どの店で買物をするとポイントがつくとか、どの店でおまけがもらえるかといった情報をいくら集めても、大局を変えるほどの差にはなりません。

そんな細かい違いを知る必要はないし、知っていることがむしろ害になります。

「ちょっと視界が悪いな」と思うくらいに情報を絞り込み、そのぶん浮いたお金と時間を何かあったときのために残しておけばいいのです。

テレビを捨てましょう。

この本も捨てるべき

だいたいこの本だって同じことをしています。「情報を減らせ」といいつつ、この本自体が情報です。ですから、この本も捨てたほうがよいのです。忘れたほうがよいのです。

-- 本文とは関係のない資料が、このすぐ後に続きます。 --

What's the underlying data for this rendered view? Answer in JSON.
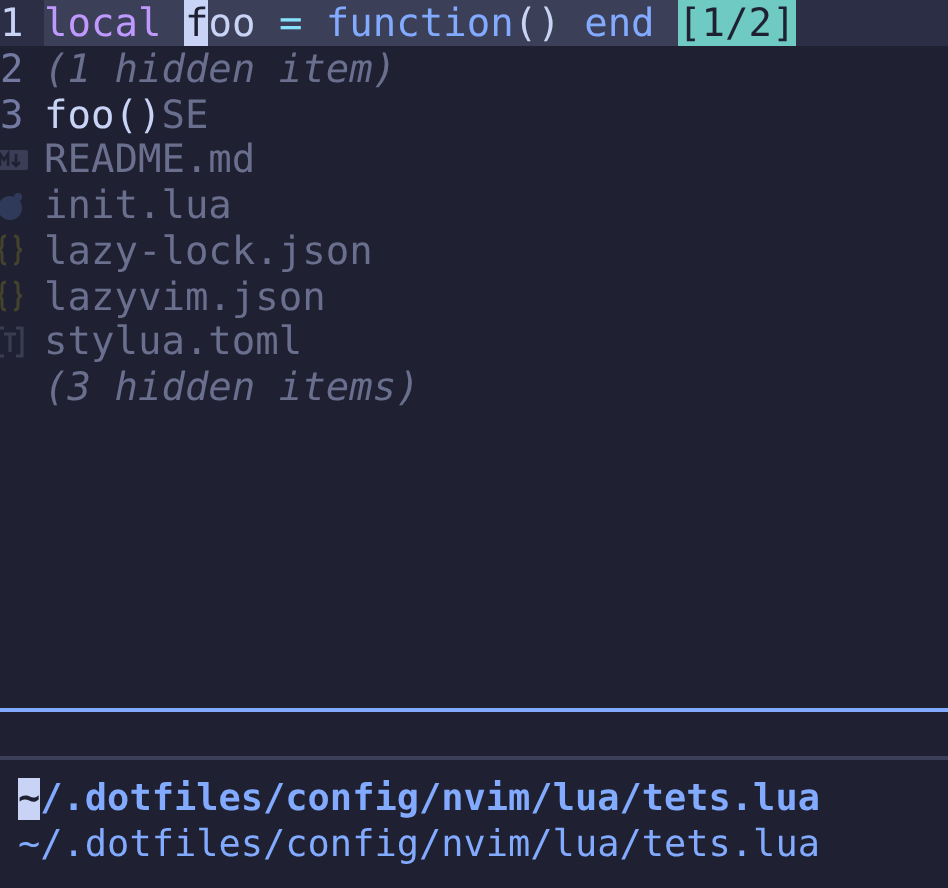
{
  "editor": {
    "lines": [
      {
        "number": "1",
        "current": true,
        "tokens": [
          {
            "text": "local ",
            "kind": "keyword"
          },
          {
            "text": "f",
            "kind": "cursor"
          },
          {
            "text": "oo ",
            "kind": "plain"
          },
          {
            "text": "= ",
            "kind": "operator"
          },
          {
            "text": "function",
            "kind": "function"
          },
          {
            "text": "() ",
            "kind": "plain"
          },
          {
            "text": "end ",
            "kind": "function"
          }
        ],
        "virtual_text": "[1/2]"
      },
      {
        "number": "2",
        "current": false,
        "ghost": {
          "text": "(1 hidden item)",
          "kind": "note"
        }
      },
      {
        "number": "3",
        "current": false,
        "tokens": [
          {
            "text": "foo()",
            "kind": "plain"
          }
        ],
        "ghost": {
          "text": "SE",
          "kind": "file"
        }
      },
      {
        "ghost": {
          "text": "README.md",
          "kind": "markdown"
        }
      },
      {
        "ghost": {
          "text": "init.lua",
          "kind": "lua"
        }
      },
      {
        "ghost": {
          "text": "lazy-lock.json",
          "kind": "json"
        }
      },
      {
        "ghost": {
          "text": "lazyvim.json",
          "kind": "json"
        }
      },
      {
        "ghost": {
          "text": "stylua.toml",
          "kind": "toml"
        }
      },
      {
        "ghost": {
          "text": "(3 hidden items)",
          "kind": "note"
        }
      }
    ]
  },
  "cmdline": {
    "rows": [
      {
        "kind": "input",
        "cursor_text": "~",
        "text": "/.dotfiles/config/nvim/lua/tets.lua"
      },
      {
        "kind": "completion",
        "text": "~/.dotfiles/config/nvim/lua/tets.lua"
      }
    ]
  }
}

大脇幸志郎『運動・減塩はいますぐやめるに限る!』(さくら舎)

かんじんなのは、読者がこれまでどれほど多くの情報に振り回されて自分を見失ってきたかを思い出し、判断に迷ったらテレビやあやしい本ではなく自分の胸に相談するようになることです。

わたし自身も、テレビを捨てろ捨てろといいながら、捨てていません。妻の楽しみを奪わないことのほうがだいじだからです。何を優先し、何を目的とするかを自分で決めようというのがわたしの主張なのです。

そして、それはいちど伝わってしまえばわざわざ思い出す必要もなくなるものなのです。